Aruvqan aruvqan at gmail.com
Fri Dec 30 00:48:08 GMT 2016


My mom's family farm in Iowa was never in danger, *cough* amish *cough* 
Opa ploughed with a horse team - self replicating, mostly self repairing 
and fed on 'organics' with little need of petroleum =) They raised cows, 
chickens and kept sheep for the wool [they also sold off lambs as well 
as eating them,] and pigs. They raised hay, grain and had an orchard as 
well as the more usual vegetables. For the most part they could pretty 
much ignore the whole depression - they traded eggs, cheese and honey to 
the grocer in town for anything they didn't raise, and paid taxes 'in 
kind' [goods rather than money, though there was a minor income from 
some sort of disability my Opa got from being gassed in WW1. He got hell 
for not being a conchie in the community though - probably why my mom 
rumspringa'd off to work in an aircraft factory. My uncles were waivered 
as farm labor and didn't join up.] My dad's family on the other hand, 
while also owning the factory buildings outright, the assorted homes 
outright also lost oodles of money because they supported the employees 
out of the 'family fortunes' - not a single factory actually closed, nor 
fired workers despite almost no sales for almost 10 years - the 
production went down to minimal levels so it was effectively like being 
on unemployment $$wise, and the fabric produced was both stockpiled and 
doled out to employees for personal use - though he did recoup a *lot* 
of money because he had instant product waiting for the bump in 
production when the US started needing to supply Britain and the USSR 
and then when we finally jumped into the war after Pearl Harbor.

<shrug> As is normally not noted in US history classes, yes the 
Depression was horrible, and effected the world, it was not due to the 
dust bowl, nor the stock market crash, or the failure of independent 
local banks - it was *all* of the above - though the farmers were among 
the hardest hit because first the farmers bought equippment with a 
mortgage, *then* the crops failed and they lost the farms because they 
couldn't pay the mortgages, and the failure to repay and the inability 
to auction the foreclosed properties caused the banks that loaned the 
money out to fail. The people who owned their property and were prepared 
to reduce their lifestyles to minimal managed to muddle along.

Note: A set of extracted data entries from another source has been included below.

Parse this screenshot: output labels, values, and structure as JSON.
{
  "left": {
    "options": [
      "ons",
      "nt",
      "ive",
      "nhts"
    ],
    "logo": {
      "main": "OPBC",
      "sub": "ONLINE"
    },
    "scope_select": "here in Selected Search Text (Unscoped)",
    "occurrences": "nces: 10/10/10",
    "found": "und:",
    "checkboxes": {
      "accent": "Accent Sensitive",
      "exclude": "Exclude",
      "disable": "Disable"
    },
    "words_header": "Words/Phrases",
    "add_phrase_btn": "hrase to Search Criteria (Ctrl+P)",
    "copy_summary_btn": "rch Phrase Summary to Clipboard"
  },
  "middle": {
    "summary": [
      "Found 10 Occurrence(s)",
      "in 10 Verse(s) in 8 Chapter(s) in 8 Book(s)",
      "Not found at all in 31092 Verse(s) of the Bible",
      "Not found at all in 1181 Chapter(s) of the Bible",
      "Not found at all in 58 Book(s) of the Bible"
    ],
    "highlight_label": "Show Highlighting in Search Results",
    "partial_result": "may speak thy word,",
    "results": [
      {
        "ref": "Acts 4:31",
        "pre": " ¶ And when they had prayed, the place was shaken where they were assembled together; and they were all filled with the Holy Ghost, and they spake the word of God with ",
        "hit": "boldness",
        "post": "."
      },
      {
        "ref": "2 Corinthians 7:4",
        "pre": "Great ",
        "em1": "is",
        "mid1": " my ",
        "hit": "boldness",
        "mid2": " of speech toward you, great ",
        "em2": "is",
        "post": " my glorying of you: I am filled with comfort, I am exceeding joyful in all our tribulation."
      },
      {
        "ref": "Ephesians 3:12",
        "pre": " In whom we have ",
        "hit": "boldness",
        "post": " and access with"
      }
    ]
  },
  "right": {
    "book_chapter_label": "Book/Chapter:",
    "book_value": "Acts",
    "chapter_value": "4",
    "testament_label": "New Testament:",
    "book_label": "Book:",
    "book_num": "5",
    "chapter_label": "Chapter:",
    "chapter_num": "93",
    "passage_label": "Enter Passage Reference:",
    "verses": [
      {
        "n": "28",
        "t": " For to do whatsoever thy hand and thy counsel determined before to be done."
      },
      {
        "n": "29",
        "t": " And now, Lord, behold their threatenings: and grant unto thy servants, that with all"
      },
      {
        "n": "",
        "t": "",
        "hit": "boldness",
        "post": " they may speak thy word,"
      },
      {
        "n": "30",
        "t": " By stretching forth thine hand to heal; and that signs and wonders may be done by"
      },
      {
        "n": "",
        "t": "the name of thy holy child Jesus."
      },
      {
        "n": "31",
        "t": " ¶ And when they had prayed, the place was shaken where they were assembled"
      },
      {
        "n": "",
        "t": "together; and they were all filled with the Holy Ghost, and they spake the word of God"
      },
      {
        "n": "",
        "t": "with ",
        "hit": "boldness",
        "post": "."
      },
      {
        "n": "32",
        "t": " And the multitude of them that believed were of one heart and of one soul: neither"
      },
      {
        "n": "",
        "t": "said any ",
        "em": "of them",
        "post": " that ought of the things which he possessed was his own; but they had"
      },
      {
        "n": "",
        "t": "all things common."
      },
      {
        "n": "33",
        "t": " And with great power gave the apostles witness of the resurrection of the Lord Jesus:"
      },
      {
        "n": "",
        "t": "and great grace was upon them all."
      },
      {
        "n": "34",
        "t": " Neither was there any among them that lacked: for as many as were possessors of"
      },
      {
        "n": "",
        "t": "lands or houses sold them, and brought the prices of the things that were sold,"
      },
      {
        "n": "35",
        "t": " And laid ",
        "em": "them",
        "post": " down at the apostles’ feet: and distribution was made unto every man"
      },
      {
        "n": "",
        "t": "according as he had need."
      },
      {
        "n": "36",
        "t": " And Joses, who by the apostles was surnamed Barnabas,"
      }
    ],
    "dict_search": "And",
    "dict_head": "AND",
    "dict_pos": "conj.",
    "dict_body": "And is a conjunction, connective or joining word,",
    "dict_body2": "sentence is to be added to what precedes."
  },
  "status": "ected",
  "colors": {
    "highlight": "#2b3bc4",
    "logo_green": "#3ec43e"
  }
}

Rob and I managed for 13 years on an enlisted income in one of the most 
expensive states in the country because we didn't buy into the whole 
'take a mortgage out for $300 000' thing, we got one for what his 
BEQ/VHA allowance was [bachelor enlisted quartering/variable housing 
adjustment allowance] and kept hens for the eggs [minimal grain over the 
winter and self foraging with minimal grain in the summer, I think it 
ended up being half what the running cost of eggs from a grocery was.] I 
also have food allergies that preclude convenience and most junk foods 
[well also the diabetes helped that] and cooking from scratch tends to 
be less expensive than buying premade and convenience foods. I have a 
black thumb so gardening isn't my thing, but in a pinch in either 
Connecticut at the farm or here in western NY at my mom's house where 
there is space for a decent sized garden we could raise enough to help 
modify the cost of living, especially since I also know how to can food 
=) [and theoretically 1 acre of potatoes produces something like 1 ton 
of potatoes, which is enough to feed a family of 4 for the year, just 
really boring! at the farm we could easily do a quarter acre of combined 
potatoes and cabbage, and half an acre of fruit and nut trees without 
hitting bedrock and be moderately self sufficient with food - just as I 
pointed out really bored with the diet.]


On 12/29/2016 6:49 PM, Jane Starr wrote:
> Kevin Kennedy Writes:
>
>> Someone recently wondered how much longer the Phryne Fisher series
>> would go on, with it's timeline coming closer to Oct.1929.